La alimentación desempeña un papel fundamental durante el tratamiento contra el cáncer. Una nutrición adecuada ayuda al organismo a mantener su energía, fortalecer el sistema inmunológico y favorecer la recuperación.
Alimentación antes de la quimioterapia
Antes de cada sesión es recomendable:
- Consumir comidas ligeras y equilibradas.
- Prefiere proteínas magras como pollo, pescado o huevos.
- Incluir frutas y verduras bien lavadas.
- Mantenga una hidratación adecuada.
- Evite comidas muy grasas, picantes o abundantes.
No es recomendable acudir completamente en ayunas, salvo indicación médica.

Alimentación después de la quimioterapia
Después del tratamiento, algunas personas presentan náuseas, pérdida del apetito, alteraciones del gusto o cansancio.
Para aliviar estos síntomas se recomienda:
- Comer pequeñas porciones varias veces al día.
- Elegir alimentos fáciles de digerir.
- Beber líquidos durante todo el día.
- Consumir alimentos ricos en proteínas para favorecer la recuperación.
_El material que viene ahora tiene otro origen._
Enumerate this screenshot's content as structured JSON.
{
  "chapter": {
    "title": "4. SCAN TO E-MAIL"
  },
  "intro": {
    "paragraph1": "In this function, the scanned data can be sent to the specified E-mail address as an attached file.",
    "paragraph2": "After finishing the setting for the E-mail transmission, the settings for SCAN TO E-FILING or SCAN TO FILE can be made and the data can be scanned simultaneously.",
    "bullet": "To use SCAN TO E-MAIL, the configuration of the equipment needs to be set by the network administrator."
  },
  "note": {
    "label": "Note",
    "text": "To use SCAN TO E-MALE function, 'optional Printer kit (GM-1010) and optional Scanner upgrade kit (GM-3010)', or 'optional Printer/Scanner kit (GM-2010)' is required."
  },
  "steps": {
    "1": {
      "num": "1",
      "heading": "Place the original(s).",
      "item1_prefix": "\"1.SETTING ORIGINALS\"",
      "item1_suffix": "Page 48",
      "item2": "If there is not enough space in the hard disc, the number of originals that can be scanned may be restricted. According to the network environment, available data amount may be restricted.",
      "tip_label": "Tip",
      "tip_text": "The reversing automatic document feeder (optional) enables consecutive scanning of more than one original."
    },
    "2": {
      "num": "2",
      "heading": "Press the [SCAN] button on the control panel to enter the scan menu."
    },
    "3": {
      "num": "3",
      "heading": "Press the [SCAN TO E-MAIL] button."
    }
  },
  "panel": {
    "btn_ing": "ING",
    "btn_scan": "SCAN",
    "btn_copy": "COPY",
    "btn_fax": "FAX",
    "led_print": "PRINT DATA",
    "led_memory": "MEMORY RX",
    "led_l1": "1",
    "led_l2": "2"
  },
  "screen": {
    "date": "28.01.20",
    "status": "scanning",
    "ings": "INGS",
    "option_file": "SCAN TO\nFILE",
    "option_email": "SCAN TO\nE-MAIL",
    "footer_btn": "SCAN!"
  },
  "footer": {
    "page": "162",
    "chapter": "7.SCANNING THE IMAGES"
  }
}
- Evitar alimentos muy condimentados o con olores intensos si provocan náuseas.
¿Qué alimentos ayudan durante el tratamiento?
Se recomienda incluir:
- Carnes magras.
- Pescado.
- Huevos.
- Legumbres.
- Yogur y lácteos pasteurizados.
- Cereales integrales.
- Frutas y verduras.
- Frutos secos en cantidades moderadas.
Alimentos que conviene limitar
Durante el tratamiento es importante evitar:
- Carnes o pescados crudos.
- Huevos crudos.
- Lácteos no pasteurizados.
- Alimentos de dudosa procedencia.
- Bebidas alcohólicas, salvo indicación médica.
La importancia de la nutrición personalizada.
Cada paciente presenta necesidades diferentes según el tipo de cáncer, el tratamiento recibido y su estado nutricional. Por ello, el acompañamiento de un nutricionista especializado en oncología permite elaborar un plan alimentario seguro y adaptado a cada caso.